Demandez à un fin connaisseur : il y a spritz et spritz. Le premier, à l’aperol, plus sucré et orangé, est de ce côté des Alpes à la carte d’un nombre astronomique de bars et restaurants, le cocktail italien étant entré dans les mœurs dix ans après sa hype. Les autres, un peu plus recherchés, sont des variantes dont les modes passent et repassent. Il y a la version plus amère au campari, de plus en plus populaire, la déclinaison parisienne au saint-germain, une liqueur à base de fleurs de sureau, beaucoup plus récente, ou encore le spritz à la vénitienne avec un fond de select, aperitivo amer de la cité lacustre. A ces mixtures, ajoutons une dernière, un chouïa plus confidentielle : le spritz au cynar (prononcez «tchi-nar»), autre alcool originaire de Vénétie, mais lui à base d’artichauts.
Digestif sirupeux
Né après-guerre à Padoue de l’esprit des frères Dalle Molle – en 1948 ou 1952, selon les points de vue –, ce spiritueux (16,5°C) ambré est une liqueur d’un mélange audacieux de feuilles d’artichaut et de treize herbes et plantes aromatiques.

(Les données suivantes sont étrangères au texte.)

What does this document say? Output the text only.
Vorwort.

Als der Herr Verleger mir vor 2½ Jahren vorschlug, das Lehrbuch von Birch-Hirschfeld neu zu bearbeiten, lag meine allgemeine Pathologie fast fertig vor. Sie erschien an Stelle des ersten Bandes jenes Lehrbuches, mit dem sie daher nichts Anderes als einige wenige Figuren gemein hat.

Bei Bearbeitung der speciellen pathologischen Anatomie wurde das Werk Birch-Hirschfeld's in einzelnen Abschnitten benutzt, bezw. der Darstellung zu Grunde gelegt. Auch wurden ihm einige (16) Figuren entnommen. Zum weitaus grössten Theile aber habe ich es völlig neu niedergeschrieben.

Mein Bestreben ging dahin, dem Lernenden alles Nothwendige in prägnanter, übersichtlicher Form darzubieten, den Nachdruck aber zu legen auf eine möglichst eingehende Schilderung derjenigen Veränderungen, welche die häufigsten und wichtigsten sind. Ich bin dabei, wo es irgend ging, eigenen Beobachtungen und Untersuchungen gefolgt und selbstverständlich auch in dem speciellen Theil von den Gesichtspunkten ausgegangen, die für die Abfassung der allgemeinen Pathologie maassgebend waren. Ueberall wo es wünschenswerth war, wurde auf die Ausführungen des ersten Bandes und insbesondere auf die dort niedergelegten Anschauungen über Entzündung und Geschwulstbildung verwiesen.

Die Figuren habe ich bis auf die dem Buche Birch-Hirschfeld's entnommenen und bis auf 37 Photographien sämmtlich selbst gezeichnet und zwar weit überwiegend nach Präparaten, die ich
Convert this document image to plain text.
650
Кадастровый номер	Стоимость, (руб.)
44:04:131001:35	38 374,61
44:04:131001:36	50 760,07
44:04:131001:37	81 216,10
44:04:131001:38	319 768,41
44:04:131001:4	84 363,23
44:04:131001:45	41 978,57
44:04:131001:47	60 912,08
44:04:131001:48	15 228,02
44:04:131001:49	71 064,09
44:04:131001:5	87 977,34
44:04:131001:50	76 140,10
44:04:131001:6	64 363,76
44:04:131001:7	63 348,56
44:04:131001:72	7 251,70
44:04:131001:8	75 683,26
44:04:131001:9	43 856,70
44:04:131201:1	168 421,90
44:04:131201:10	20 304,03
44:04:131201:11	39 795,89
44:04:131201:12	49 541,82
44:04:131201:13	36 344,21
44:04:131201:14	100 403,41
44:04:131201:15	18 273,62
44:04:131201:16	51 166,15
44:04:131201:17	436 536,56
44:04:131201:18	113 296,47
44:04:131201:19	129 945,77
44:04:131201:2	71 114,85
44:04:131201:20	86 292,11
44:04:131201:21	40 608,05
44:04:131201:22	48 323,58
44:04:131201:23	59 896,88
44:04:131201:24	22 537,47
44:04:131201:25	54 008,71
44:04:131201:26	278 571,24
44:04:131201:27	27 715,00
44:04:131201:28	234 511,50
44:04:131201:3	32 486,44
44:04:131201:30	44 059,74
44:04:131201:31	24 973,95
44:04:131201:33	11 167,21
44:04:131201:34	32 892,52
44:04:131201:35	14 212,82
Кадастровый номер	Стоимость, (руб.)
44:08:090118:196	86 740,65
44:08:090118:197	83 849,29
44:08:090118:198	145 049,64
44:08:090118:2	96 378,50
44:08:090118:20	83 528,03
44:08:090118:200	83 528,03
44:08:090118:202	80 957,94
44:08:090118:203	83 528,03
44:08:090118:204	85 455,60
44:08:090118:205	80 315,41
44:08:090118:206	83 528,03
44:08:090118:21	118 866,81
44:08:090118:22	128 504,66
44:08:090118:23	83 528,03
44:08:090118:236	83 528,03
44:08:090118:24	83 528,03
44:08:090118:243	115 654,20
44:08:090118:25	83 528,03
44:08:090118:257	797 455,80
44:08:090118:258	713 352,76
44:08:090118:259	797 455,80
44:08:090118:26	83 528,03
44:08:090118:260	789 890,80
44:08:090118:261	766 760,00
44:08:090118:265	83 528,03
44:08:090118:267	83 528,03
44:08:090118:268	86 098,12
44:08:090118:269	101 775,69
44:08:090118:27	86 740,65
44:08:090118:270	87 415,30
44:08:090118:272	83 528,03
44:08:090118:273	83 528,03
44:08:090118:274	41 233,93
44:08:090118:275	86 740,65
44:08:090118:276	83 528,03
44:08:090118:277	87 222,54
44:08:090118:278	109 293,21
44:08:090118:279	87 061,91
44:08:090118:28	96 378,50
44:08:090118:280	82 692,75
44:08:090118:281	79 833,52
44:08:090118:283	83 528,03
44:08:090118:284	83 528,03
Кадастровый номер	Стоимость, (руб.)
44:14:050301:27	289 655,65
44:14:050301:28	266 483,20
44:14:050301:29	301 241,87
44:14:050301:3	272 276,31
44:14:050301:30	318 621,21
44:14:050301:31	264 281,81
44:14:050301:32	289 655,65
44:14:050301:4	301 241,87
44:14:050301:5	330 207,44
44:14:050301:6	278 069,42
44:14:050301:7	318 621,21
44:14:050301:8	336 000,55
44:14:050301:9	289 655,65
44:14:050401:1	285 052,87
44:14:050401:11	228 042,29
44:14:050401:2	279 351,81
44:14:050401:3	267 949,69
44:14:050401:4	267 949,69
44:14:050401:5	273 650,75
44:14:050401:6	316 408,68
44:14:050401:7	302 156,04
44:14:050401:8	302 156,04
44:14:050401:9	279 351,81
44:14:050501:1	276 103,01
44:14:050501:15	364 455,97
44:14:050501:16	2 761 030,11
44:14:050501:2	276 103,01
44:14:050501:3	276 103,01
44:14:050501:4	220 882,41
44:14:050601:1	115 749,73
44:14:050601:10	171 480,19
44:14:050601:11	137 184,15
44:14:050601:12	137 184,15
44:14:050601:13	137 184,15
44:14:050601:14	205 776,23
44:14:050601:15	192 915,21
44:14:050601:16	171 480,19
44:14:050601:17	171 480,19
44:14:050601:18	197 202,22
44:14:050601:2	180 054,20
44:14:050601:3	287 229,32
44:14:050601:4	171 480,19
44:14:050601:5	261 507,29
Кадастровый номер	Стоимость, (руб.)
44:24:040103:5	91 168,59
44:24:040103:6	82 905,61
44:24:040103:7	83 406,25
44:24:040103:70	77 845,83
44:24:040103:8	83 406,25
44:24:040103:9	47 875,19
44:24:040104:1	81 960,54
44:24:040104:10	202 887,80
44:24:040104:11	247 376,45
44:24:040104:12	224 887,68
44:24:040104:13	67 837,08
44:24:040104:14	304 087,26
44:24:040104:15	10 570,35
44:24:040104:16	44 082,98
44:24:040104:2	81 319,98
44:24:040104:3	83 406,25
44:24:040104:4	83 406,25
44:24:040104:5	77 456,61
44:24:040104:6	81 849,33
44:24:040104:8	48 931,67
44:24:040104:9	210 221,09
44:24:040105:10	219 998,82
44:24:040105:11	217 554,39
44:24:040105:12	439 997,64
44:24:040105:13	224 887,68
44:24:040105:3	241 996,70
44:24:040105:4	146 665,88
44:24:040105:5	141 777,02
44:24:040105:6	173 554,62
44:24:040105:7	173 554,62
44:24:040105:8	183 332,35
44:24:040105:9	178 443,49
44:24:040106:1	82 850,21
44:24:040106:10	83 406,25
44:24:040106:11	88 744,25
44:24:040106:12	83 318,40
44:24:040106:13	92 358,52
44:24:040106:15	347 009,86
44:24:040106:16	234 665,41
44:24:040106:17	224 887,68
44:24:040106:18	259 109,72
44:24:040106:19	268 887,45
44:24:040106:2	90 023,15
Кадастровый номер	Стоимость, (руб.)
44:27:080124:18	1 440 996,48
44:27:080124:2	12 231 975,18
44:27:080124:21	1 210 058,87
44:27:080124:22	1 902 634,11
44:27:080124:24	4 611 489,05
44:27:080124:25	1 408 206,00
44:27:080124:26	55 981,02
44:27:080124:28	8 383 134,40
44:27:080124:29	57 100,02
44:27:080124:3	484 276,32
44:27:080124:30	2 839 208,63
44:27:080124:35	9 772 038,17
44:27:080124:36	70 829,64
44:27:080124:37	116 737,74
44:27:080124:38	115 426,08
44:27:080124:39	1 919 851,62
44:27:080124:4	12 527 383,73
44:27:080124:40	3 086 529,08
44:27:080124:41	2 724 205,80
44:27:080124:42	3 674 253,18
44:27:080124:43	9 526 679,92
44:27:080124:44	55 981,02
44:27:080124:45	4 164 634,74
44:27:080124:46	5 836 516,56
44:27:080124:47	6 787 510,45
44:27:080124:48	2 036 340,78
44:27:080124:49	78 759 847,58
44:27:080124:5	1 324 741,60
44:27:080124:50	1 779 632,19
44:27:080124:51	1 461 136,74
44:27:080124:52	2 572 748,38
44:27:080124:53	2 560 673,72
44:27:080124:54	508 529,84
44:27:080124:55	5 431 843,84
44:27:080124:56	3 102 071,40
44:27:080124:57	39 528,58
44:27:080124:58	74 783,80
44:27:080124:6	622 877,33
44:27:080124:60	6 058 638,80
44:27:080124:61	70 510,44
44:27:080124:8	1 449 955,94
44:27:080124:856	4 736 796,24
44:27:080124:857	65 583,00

Le résultat donne un apéritif, qui est aussi bien un digestif, assez doux, sirupeux et mariable à l’envi. De quoi séduire le monde du cocktail en quête d’associations osées, originales ou inédites. L’engouement pour le cynar chez les mixologues contemporains est d’ailleurs déjà ancien. «C’est un produit que nous apprécions particulièrement pour son amertume complexe et ses notes de plantes qui magnifient nos cocktails, souligne par exemple Thomas Codsi, propriétaire de bars à cocktails à Paris. On aime aussi le prendre en shot parce qu’il est à un degré d’alcool assez raisonnable.»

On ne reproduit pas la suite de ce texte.